The article addresses a new formulation of Norvir, a medication recently released by Abbott and prescribed as a booster for certain antiproteases used in antiretroviral treatments. In its current formulation, Norvir must be kept at low temperature - in hot weather it must be kept in a refrigerator. This is, of course, not possible for everyone : sick persons living on the streets, in precarious accommodations, in detention facilities, or in shared housing with others intentionally kept unaware of his or her health condition. Of course, people living in developping countries, do need a new form, non-refrigerated, of Norvir.

It is on these grounds that we ask Abbott for an explanation. Abbott could have afforded to make a non-refrigerated version of Norvir quickly available. On the sole basis of market economics, however, the laboratory failed to do everything in its power to ensure its availability. They managed, nevertheless, to show that such a feat was possible with another product, Kaletra, now available as dry tablets that can be obtained through the Meltrex procedure.

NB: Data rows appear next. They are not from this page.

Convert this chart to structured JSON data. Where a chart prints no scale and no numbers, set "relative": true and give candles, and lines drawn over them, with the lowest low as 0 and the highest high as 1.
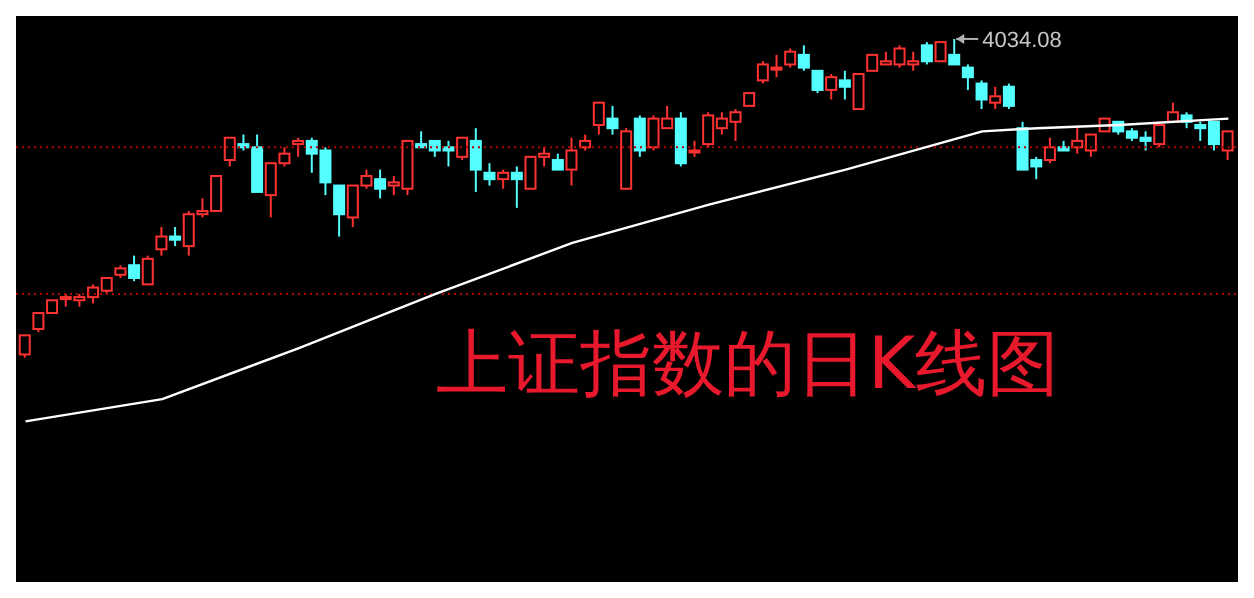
{
  "chart_data": {
    "type": "candlestick",
    "title": "上证指数的日K线图",
    "relative": true,
    "categories": [
      null,
      null,
      null,
      null,
      null,
      null,
      null,
      null,
      null,
      null,
      null,
      null,
      null,
      null,
      null,
      null,
      null,
      null,
      null,
      null,
      null,
      null,
      null,
      null,
      null,
      null,
      null,
      null,
      null,
      null,
      null,
      null,
      null,
      null,
      null,
      null,
      null,
      null,
      null,
      null,
      null,
      null,
      null,
      null,
      null,
      null,
      null,
      null,
      null,
      null,
      null,
      null,
      null,
      null,
      null,
      null,
      null,
      null,
      null,
      null,
      null,
      null,
      null,
      null,
      null,
      null,
      null,
      null,
      null,
      null,
      null,
      null,
      null,
      null,
      null,
      null,
      null,
      null,
      null,
      null,
      null,
      null,
      null,
      null,
      null,
      null,
      null,
      null,
      null
    ],
    "ohlc": [
      [
        0.01,
        0.07,
        0,
        0.07
      ],
      [
        0.09,
        0.14,
        0.08,
        0.14
      ],
      [
        0.14,
        0.18,
        0.14,
        0.18
      ],
      [
        0.19,
        0.2,
        0.16,
        0.19
      ],
      [
        0.18,
        0.2,
        0.16,
        0.19
      ],
      [
        0.19,
        0.23,
        0.17,
        0.22
      ],
      [
        0.21,
        0.25,
        0.2,
        0.25
      ],
      [
        0.26,
        0.29,
        0.25,
        0.28
      ],
      [
        0.29,
        0.32,
        0.24,
        0.25
      ],
      [
        0.23,
        0.32,
        0.23,
        0.31
      ],
      [
        0.34,
        0.41,
        0.32,
        0.38
      ],
      [
        0.38,
        0.41,
        0.35,
        0.37
      ],
      [
        0.35,
        0.46,
        0.32,
        0.45
      ],
      [
        0.45,
        0.5,
        0.44,
        0.46
      ],
      [
        0.46,
        0.57,
        0.46,
        0.57
      ],
      [
        0.62,
        0.69,
        0.6,
        0.69
      ],
      [
        0.67,
        0.7,
        0.65,
        0.66
      ],
      [
        0.66,
        0.7,
        0.52,
        0.52
      ],
      [
        0.51,
        0.61,
        0.44,
        0.61
      ],
      [
        0.61,
        0.66,
        0.6,
        0.64
      ],
      [
        0.67,
        0.69,
        0.63,
        0.68
      ],
      [
        0.68,
        0.69,
        0.58,
        0.64
      ],
      [
        0.65,
        0.66,
        0.51,
        0.55
      ],
      [
        0.54,
        0.54,
        0.38,
        0.45
      ],
      [
        0.44,
        0.54,
        0.41,
        0.54
      ],
      [
        0.54,
        0.59,
        0.53,
        0.57
      ],
      [
        0.56,
        0.59,
        0.5,
        0.53
      ],
      [
        0.54,
        0.57,
        0.51,
        0.55
      ],
      [
        0.53,
        0.68,
        0.51,
        0.68
      ],
      [
        0.67,
        0.71,
        0.66,
        0.66
      ],
      [
        0.68,
        0.68,
        0.63,
        0.65
      ],
      [
        0.66,
        0.68,
        0.6,
        0.65
      ],
      [
        0.63,
        0.69,
        0.62,
        0.69
      ],
      [
        0.68,
        0.72,
        0.52,
        0.59
      ],
      [
        0.58,
        0.61,
        0.54,
        0.56
      ],
      [
        0.56,
        0.59,
        0.53,
        0.58
      ],
      [
        0.58,
        0.6,
        0.47,
        0.56
      ],
      [
        0.53,
        0.63,
        0.53,
        0.63
      ],
      [
        0.63,
        0.66,
        0.6,
        0.64
      ],
      [
        0.62,
        0.64,
        0.59,
        0.59
      ],
      [
        0.59,
        0.69,
        0.54,
        0.65
      ],
      [
        0.66,
        0.7,
        0.65,
        0.68
      ],
      [
        0.73,
        0.8,
        0.7,
        0.8
      ],
      [
        0.75,
        0.79,
        0.7,
        0.72
      ],
      [
        0.53,
        0.72,
        0.53,
        0.71
      ],
      [
        0.75,
        0.76,
        0.63,
        0.65
      ],
      [
        0.66,
        0.76,
        0.65,
        0.75
      ],
      [
        0.72,
        0.79,
        0.72,
        0.75
      ],
      [
        0.75,
        0.77,
        0.6,
        0.61
      ],
      [
        0.65,
        0.68,
        0.63,
        0.65
      ],
      [
        0.67,
        0.77,
        0.66,
        0.76
      ],
      [
        0.72,
        0.77,
        0.7,
        0.75
      ],
      [
        0.74,
        0.78,
        0.68,
        0.77
      ],
      [
        0.79,
        0.83,
        0.79,
        0.83
      ],
      [
        0.87,
        0.93,
        0.86,
        0.92
      ],
      [
        0.91,
        0.95,
        0.88,
        0.91
      ],
      [
        0.92,
        0.97,
        0.91,
        0.96
      ],
      [
        0.95,
        0.98,
        0.9,
        0.91
      ],
      [
        0.9,
        0.9,
        0.83,
        0.84
      ],
      [
        0.84,
        0.89,
        0.81,
        0.88
      ],
      [
        0.87,
        0.9,
        0.81,
        0.85
      ],
      [
        0.78,
        0.89,
        0.78,
        0.89
      ],
      [
        0.9,
        0.95,
        0.9,
        0.95
      ],
      [
        0.92,
        0.96,
        0.92,
        0.93
      ],
      [
        0.92,
        0.98,
        0.91,
        0.97
      ],
      [
        0.92,
        0.96,
        0.9,
        0.93
      ],
      [
        0.98,
        0.99,
        0.92,
        0.93
      ],
      [
        0.93,
        0.99,
        0.93,
        0.99
      ],
      [
        0.95,
        1,
        0.92,
        0.92
      ],
      [
        0.91,
        0.92,
        0.84,
        0.88
      ],
      [
        0.86,
        0.87,
        0.78,
        0.81
      ],
      [
        0.8,
        0.85,
        0.78,
        0.82
      ],
      [
        0.85,
        0.86,
        0.78,
        0.79
      ],
      [
        0.72,
        0.74,
        0.59,
        0.59
      ],
      [
        0.62,
        0.63,
        0.56,
        0.6
      ],
      [
        0.62,
        0.69,
        0.61,
        0.66
      ],
      [
        0.66,
        0.68,
        0.65,
        0.65
      ],
      [
        0.66,
        0.72,
        0.64,
        0.68
      ],
      [
        0.65,
        0.7,
        0.63,
        0.7
      ],
      [
        0.71,
        0.75,
        0.71,
        0.75
      ],
      [
        0.74,
        0.74,
        0.7,
        0.71
      ],
      [
        0.71,
        0.72,
        0.68,
        0.69
      ],
      [
        0.69,
        0.71,
        0.65,
        0.68
      ],
      [
        0.67,
        0.74,
        0.66,
        0.73
      ],
      [
        0.74,
        0.8,
        0.74,
        0.77
      ],
      [
        0.76,
        0.77,
        0.72,
        0.74
      ],
      [
        0.73,
        0.74,
        0.68,
        0.72
      ],
      [
        0.74,
        0.74,
        0.65,
        0.67
      ],
      [
        0.65,
        0.71,
        0.62,
        0.71
      ]
    ],
    "series": [
      {
        "type": "line",
        "color": "#ffffff",
        "values": [
          -0.2,
          null,
          null,
          null,
          null,
          null,
          null,
          null,
          null,
          null,
          -0.13,
          null,
          null,
          null,
          null,
          null,
          null,
          null,
          null,
          null,
          0.03,
          null,
          null,
          null,
          null,
          null,
          null,
          null,
          null,
          null,
          0.2,
          null,
          null,
          null,
          null,
          null,
          null,
          null,
          null,
          null,
          0.36,
          null,
          null,
          null,
          null,
          null,
          null,
          null,
          null,
          null,
          0.48,
          null,
          null,
          null,
          null,
          null,
          null,
          null,
          null,
          null,
          0.59,
          null,
          null,
          null,
          null,
          null,
          null,
          null,
          null,
          null,
          0.71,
          null,
          null,
          null,
          0.72,
          null,
          null,
          null,
          null,
          null,
          0.73,
          null,
          null,
          null,
          null,
          null,
          null,
          null,
          0.75
        ]
      }
    ],
    "ref_lines": [
      {
        "axis": "y",
        "value": 0.66,
        "color": "#b00000",
        "line_style": "dotted"
      },
      {
        "axis": "y",
        "value": 0.2,
        "color": "#b00000",
        "line_style": "dotted"
      }
    ],
    "annotations": [
      "4034.08"
    ]
  }
}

This is the first time that a laboratory has put pressure on us for an article published in a review well recognised for its seriousness and rigour. It is indeed telling that a pharmaceutical like Abbott seems to care about sick people only when they play a role in their marketing strategy. The “partnership” as championed by Abbott cannot be used to silence the words of sick persons.

In the days leading up to the Toronto conference, these unfair dealings strengthen our determination to hold Abbott accountable for its actions. Two years ago, they increased the price of Norvir five-fold (which they justified, at the time, because of the research necessary to develop a product that would not have to be kept at low temperature) ; today, they refuse to lower the price of their other medication, Kaletra, in developing countries.

PWA’s will have a lot to say about Abbott at the Toronto conference.